Case went to trial, and there was strong evidence for plaintiff, strong enough for plaintiff and defendant to enter into a high/low agreement while awaiting the jury. High was $ 1 million and low was $ 500,000. Verdict was for defendant, and plaintiff received the $ 500,000.
Plaintiff sues the attorneys on the theory that a map of the accident site would have demonstrated that there was no place from which a cab could have come, and if a map had been introduced in evidence, there would inevitably have been a plaintiff”s verdict.
"The respondents moved for summary judgment on the grounds, inter alia, that the plaintiff was advised of the consequences of the high-low settlement on the record in the underlying action, their strategy was to rely upon the favorable testimony of a nonparty eyewitness, and submitting a map of the road would not have helped the plaintiff’s case. The respondents noted that at the trial in the underlying action, the plaintiff’s position was that if there was no shoulder, there was no place for the yellow car to come from, but if there was some sort of shoulder, the defendant in the underlying action should have used the shoulder rather than the plaintiff’s lane to avoid the yellow car.
The Supreme Court granted the respondents’ motion for summary judgment dismissing the complaint insofar as asserted against them, noting that the respondents "offered a reasonable trial strategy as to why they did not submit the maps and diagrams." The plaintiff appeals.

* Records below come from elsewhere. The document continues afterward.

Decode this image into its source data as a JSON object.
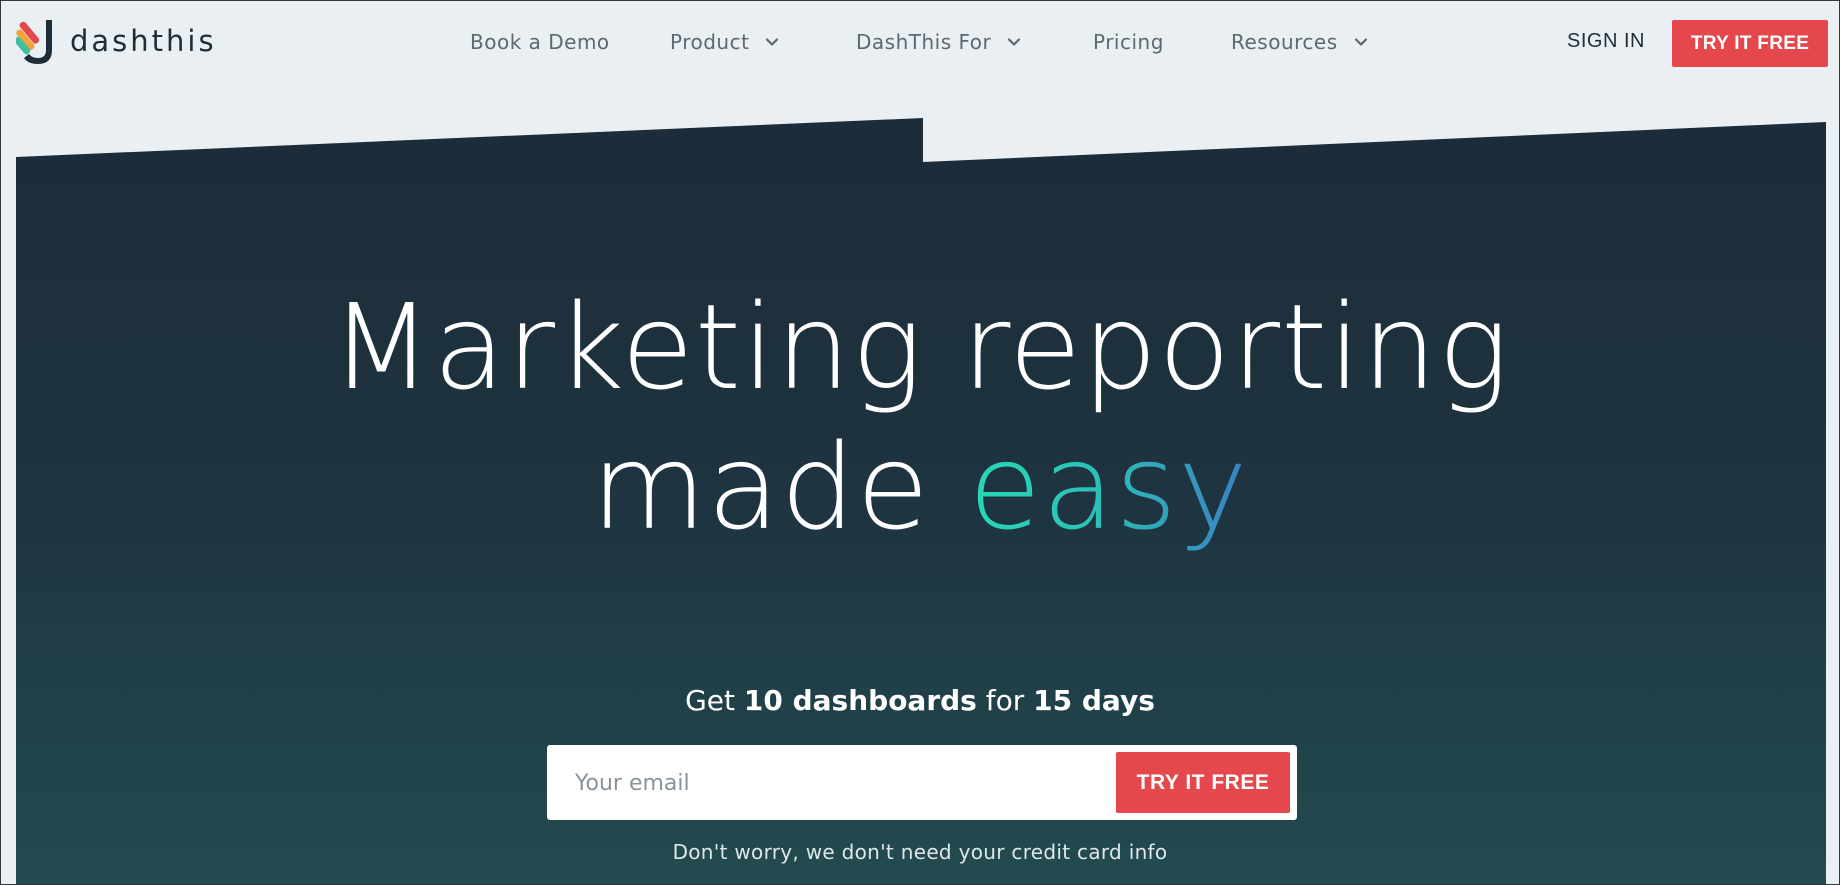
{
  "brand": {
    "name": "dashthis"
  },
  "nav": {
    "book_demo": "Book a Demo",
    "product": "Product",
    "dashthis_for": "DashThis For",
    "pricing": "Pricing",
    "resources": "Resources",
    "sign_in": "SIGN IN",
    "try_free": "TRY IT FREE"
  },
  "hero": {
    "headline_line1": "Marketing reporting",
    "headline_line2_prefix": "made ",
    "headline_line2_highlight": "easy",
    "offer_prefix": "Get ",
    "offer_dashboards": "10 dashboards",
    "offer_middle": " for ",
    "offer_days": "15 days",
    "email_placeholder": "Your email",
    "try_free": "TRY IT FREE",
    "note": "Don't worry, we don't need your credit card info"
  },
  "colors": {
    "accent": "#e4484d",
    "hero_top": "#1c2c38",
    "hero_bottom": "#224a4f",
    "easy_start": "#28d8b6",
    "easy_end": "#3a7fc2"
  },
  "icons": [
    "logo-mark-icon",
    "chevron-down-icon"
  ]
}
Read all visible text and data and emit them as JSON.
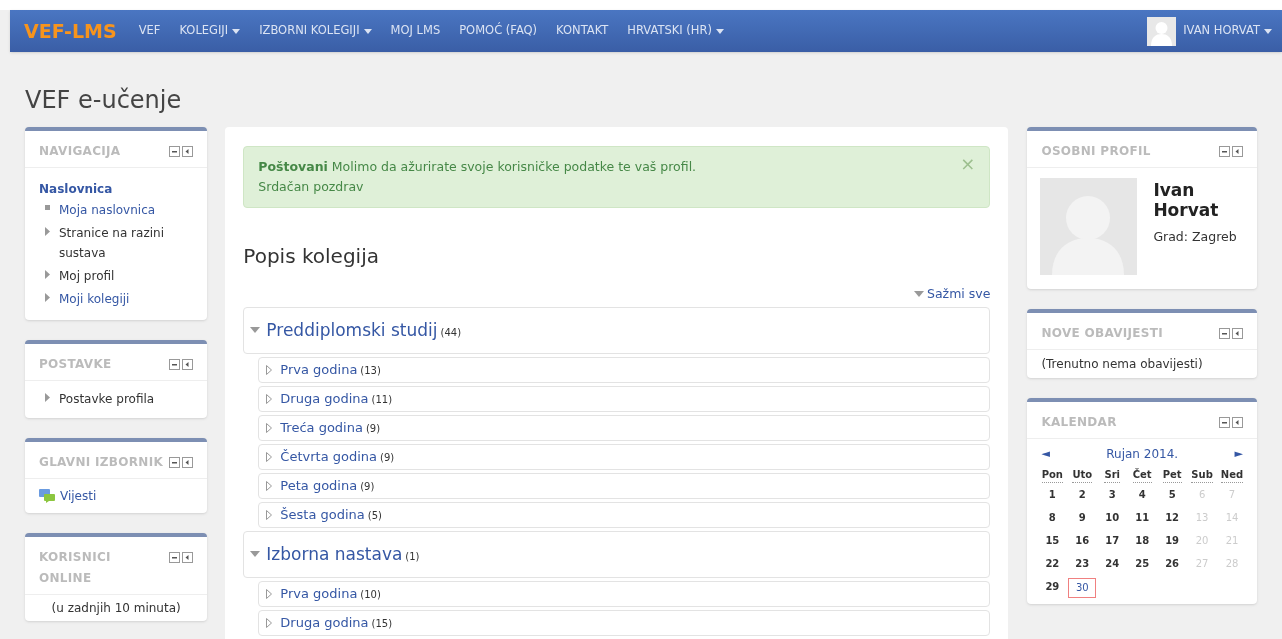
{
  "navbar": {
    "brand": "VEF-LMS",
    "items": [
      {
        "label": "VEF",
        "dropdown": false
      },
      {
        "label": "KOLEGIJI",
        "dropdown": true
      },
      {
        "label": "IZBORNI KOLEGIJI",
        "dropdown": true
      },
      {
        "label": "MOJ LMS",
        "dropdown": false
      },
      {
        "label": "POMOĆ (FAQ)",
        "dropdown": false
      },
      {
        "label": "KONTAKT",
        "dropdown": false
      },
      {
        "label": "HRVATSKI (HR)",
        "dropdown": true
      }
    ],
    "user": "IVAN HORVAT"
  },
  "page_title": "VEF e-učenje",
  "left_blocks": [
    {
      "kind": "tree",
      "title": "NAVIGACIJA",
      "root": "Naslovnica",
      "items": [
        {
          "label": "Moja naslovnica",
          "kind": "leaf",
          "link": true
        },
        {
          "label": "Stranice na razini sustava",
          "kind": "branch",
          "link": false
        },
        {
          "label": "Moj profil",
          "kind": "branch",
          "link": false
        },
        {
          "label": "Moji kolegiji",
          "kind": "branch",
          "link": true
        }
      ]
    },
    {
      "kind": "list",
      "title": "POSTAVKE",
      "items": [
        {
          "label": "Postavke profila",
          "kind": "branch",
          "link": false
        }
      ]
    },
    {
      "kind": "menu",
      "title": "GLAVNI IZBORNIK",
      "items": [
        {
          "label": "Vijesti"
        }
      ]
    },
    {
      "kind": "text",
      "title": "KORISNICI ONLINE",
      "text": "(u zadnjih 10 minuta)"
    }
  ],
  "alert": {
    "bold": "Poštovani",
    "message": "Molimo da ažurirate svoje korisničke podatke te vaš profil.",
    "line2": "Srdačan pozdrav",
    "close": "×"
  },
  "course_list": {
    "title": "Popis kolegija",
    "collapse_all": "Sažmi sve",
    "categories": [
      {
        "name": "Preddiplomski studij",
        "count": "(44)",
        "expanded": true,
        "children": [
          {
            "name": "Prva godina",
            "count": "(13)",
            "expanded": false
          },
          {
            "name": "Druga godina",
            "count": "(11)",
            "expanded": false
          },
          {
            "name": "Treća godina",
            "count": "(9)",
            "expanded": false
          },
          {
            "name": "Četvrta godina",
            "count": "(9)",
            "expanded": false
          },
          {
            "name": "Peta godina",
            "count": "(9)",
            "expanded": false
          },
          {
            "name": "Šesta godina",
            "count": "(5)",
            "expanded": false
          }
        ]
      },
      {
        "name": "Izborna nastava",
        "count": "(1)",
        "expanded": true,
        "children": [
          {
            "name": "Prva godina",
            "count": "(10)",
            "expanded": false
          },
          {
            "name": "Druga godina",
            "count": "(15)",
            "expanded": false
          }
        ]
      }
    ]
  },
  "right_blocks": [
    {
      "kind": "profile",
      "title": "OSOBNI PROFIL",
      "first_name": "Ivan",
      "last_name": "Horvat",
      "city": "Grad: Zagreb"
    },
    {
      "kind": "text",
      "title": "NOVE OBAVIJESTI",
      "text": "(Trenutno nema obavijesti)"
    },
    {
      "kind": "calendar",
      "title": "KALENDAR",
      "month": "Rujan 2014.",
      "prev": "◄",
      "next": "►",
      "weekdays": [
        "Pon",
        "Uto",
        "Sri",
        "Čet",
        "Pet",
        "Sub",
        "Ned"
      ],
      "weeks": [
        [
          {
            "day": "1",
            "weekend": false,
            "today": false
          },
          {
            "day": "2",
            "weekend": false,
            "today": false
          },
          {
            "day": "3",
            "weekend": false,
            "today": false
          },
          {
            "day": "4",
            "weekend": false,
            "today": false
          },
          {
            "day": "5",
            "weekend": false,
            "today": false
          },
          {
            "day": "6",
            "weekend": true,
            "today": false
          },
          {
            "day": "7",
            "weekend": true,
            "today": false
          }
        ],
        [
          {
            "day": "8",
            "weekend": false,
            "today": false
          },
          {
            "day": "9",
            "weekend": false,
            "today": false
          },
          {
            "day": "10",
            "weekend": false,
            "today": false
          },
          {
            "day": "11",
            "weekend": false,
            "today": false
          },
          {
            "day": "12",
            "weekend": false,
            "today": false
          },
          {
            "day": "13",
            "weekend": true,
            "today": false
          },
          {
            "day": "14",
            "weekend": true,
            "today": false
          }
        ],
        [
          {
            "day": "15",
            "weekend": false,
            "today": false
          },
          {
            "day": "16",
            "weekend": false,
            "today": false
          },
          {
            "day": "17",
            "weekend": false,
            "today": false
          },
          {
            "day": "18",
            "weekend": false,
            "today": false
          },
          {
            "day": "19",
            "weekend": false,
            "today": false
          },
          {
            "day": "20",
            "weekend": true,
            "today": false
          },
          {
            "day": "21",
            "weekend": true,
            "today": false
          }
        ],
        [
          {
            "day": "22",
            "weekend": false,
            "today": false
          },
          {
            "day": "23",
            "weekend": false,
            "today": false
          },
          {
            "day": "24",
            "weekend": false,
            "today": false
          },
          {
            "day": "25",
            "weekend": false,
            "today": false
          },
          {
            "day": "26",
            "weekend": false,
            "today": false
          },
          {
            "day": "27",
            "weekend": true,
            "today": false
          },
          {
            "day": "28",
            "weekend": true,
            "today": false
          }
        ],
        [
          {
            "day": "29",
            "weekend": false,
            "today": false
          },
          {
            "day": "30",
            "weekend": false,
            "today": true
          }
        ]
      ]
    }
  ]
}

To establish a claim to recover damages for legal malpractice, "a plaintiff must demonstrate that the attorney ‘failed to exercise the ordinary reasonable skill and knowledge commonly possessed by a member of the legal profession’ and that the attorney’s breach of this duty proximately caused plaintiff to sustain actual and ascertainable damages" (Rudolf v Shayne, Dachs, Stanisci, Corker & Sauer, 8 NY3d 438, 442 [2007], quoting McCoy v Feinman, 99 NY2d 295, 301-302 [2002])."Attorneys are free to select among reasonable courses of action in prosecuting clients’ cases without thereby exposing themselves to liability for malpractice" (Iocovello v Weingrad & Weingrad, 4 AD3d 208, 208 [2004]; see Rosner v Paley, 65 NY2d 736, 738 [1985]). Here, the respondents established their entitlement to judgment as a matter of law by demonstrating that they were pursuing a reasonable trial strategy. Further, they demonstrated that the plaintiff was advised of the consequences of the high-low settlement. In opposition, the plaintiff failed to raise a triable issue of fact.